- Citizenship: Welsh
- Occupation: TV Presenter
- Years active: 2001-present
- Known for: presenter of the S4C European football show, Sgorio.

= Morgan Jones (broadcaster) =

Welsh television presenter

Morgan Jones is a Welsh television presenter who started his career in 2001. He is best known for his role as the presenter of the S4C European football show, Sgorio.

== Career ==
Morgan Jones started his career in 2001 as presenter for S4C European football show, Sgorio.

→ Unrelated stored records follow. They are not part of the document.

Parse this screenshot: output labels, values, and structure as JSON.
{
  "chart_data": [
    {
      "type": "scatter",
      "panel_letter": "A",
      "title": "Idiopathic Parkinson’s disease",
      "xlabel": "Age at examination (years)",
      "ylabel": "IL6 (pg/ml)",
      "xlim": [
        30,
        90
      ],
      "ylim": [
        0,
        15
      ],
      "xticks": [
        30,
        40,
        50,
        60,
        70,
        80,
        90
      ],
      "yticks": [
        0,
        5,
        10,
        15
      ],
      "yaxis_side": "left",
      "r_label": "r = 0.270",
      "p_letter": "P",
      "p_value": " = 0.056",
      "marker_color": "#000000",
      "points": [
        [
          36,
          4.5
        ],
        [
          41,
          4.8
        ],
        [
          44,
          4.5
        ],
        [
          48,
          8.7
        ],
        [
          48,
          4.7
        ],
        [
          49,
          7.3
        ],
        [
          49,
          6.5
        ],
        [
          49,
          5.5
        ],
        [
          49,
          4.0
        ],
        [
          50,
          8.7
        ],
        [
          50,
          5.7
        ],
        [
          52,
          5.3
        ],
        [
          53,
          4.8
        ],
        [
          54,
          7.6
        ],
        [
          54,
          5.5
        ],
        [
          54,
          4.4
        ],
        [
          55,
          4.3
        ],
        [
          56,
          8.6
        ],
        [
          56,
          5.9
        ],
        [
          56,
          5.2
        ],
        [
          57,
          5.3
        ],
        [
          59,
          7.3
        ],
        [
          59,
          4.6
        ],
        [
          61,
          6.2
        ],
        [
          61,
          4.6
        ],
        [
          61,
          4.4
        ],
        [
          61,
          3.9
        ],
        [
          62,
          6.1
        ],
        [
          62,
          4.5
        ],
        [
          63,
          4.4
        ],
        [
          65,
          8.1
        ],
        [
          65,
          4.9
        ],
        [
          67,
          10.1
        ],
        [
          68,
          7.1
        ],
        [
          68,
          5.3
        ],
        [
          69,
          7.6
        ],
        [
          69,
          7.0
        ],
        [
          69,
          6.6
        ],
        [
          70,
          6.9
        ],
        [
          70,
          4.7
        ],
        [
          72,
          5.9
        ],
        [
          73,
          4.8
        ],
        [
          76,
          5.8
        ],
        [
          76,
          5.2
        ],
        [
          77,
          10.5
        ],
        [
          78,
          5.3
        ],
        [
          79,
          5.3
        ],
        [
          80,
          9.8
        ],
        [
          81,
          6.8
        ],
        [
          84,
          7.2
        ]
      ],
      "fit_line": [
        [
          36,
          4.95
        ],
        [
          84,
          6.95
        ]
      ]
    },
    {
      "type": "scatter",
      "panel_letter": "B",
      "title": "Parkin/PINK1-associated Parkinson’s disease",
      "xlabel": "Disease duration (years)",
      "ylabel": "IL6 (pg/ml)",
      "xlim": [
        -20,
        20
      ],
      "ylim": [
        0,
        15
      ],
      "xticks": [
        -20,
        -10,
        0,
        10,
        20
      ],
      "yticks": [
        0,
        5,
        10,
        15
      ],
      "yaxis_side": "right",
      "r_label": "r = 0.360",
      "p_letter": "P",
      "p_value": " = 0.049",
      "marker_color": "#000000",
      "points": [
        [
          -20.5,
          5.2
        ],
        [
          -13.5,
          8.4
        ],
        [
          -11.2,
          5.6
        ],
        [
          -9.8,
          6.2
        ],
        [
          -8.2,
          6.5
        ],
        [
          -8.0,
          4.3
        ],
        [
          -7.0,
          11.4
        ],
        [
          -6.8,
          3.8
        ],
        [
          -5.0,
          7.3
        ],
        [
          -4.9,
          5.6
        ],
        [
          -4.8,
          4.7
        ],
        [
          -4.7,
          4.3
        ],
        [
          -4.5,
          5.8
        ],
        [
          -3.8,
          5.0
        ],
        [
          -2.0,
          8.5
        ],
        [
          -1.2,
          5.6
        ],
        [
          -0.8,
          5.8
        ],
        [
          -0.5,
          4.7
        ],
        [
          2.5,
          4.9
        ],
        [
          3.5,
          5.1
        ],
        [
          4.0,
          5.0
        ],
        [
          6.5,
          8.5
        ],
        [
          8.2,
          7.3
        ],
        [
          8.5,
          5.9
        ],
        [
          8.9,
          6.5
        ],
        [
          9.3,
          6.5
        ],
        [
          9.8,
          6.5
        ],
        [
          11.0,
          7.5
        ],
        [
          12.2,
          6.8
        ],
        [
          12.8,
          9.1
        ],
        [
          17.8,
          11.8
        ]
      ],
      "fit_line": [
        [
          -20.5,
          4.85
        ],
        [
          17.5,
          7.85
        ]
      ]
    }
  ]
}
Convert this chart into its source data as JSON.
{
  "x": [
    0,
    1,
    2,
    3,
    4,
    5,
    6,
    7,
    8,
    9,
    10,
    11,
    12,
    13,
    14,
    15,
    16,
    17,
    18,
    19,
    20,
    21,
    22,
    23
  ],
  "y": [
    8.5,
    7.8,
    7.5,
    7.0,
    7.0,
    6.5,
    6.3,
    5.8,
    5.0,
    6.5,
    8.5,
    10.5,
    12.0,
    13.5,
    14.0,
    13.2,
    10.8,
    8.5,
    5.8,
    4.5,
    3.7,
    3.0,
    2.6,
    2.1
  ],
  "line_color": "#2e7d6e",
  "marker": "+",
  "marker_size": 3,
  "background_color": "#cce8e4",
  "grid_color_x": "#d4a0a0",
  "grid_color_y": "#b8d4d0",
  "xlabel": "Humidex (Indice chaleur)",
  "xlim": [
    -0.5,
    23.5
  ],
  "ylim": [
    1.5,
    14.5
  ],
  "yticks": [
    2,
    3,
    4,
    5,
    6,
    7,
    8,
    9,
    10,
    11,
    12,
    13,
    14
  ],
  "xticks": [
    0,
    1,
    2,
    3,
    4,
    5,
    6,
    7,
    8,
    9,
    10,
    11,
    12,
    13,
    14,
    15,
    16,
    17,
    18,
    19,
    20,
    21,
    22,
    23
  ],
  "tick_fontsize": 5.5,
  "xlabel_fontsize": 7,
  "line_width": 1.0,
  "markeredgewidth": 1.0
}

His general interest in sport has seen him present the Snowdon Race and the Snowdonia Marathon for many years.
He has also presented live broadcasts for many years covering Wales's major cultural events including the National Eisteddfod, the Urdd Eisteddfod, the Llangollen International Eisteddfod and the Royal Welsh show. And the 'Digwyddiadau' series took him to various events around the country for many years.

He has a musical background, and this gave him the opportunity to present the 'Côr Cymru' and 'Band Cymru' competitions with Rondomedia. He also presents the Cardiff Singers Competition and has frequently presented the Bryn Terfel Scholarship.
Morgan also presented the TV quiz programmes "0 ond 1" and Tipit with Alex Jones.

In 2019, he was the commentator for Eurovision Choir 2019 in Sweden.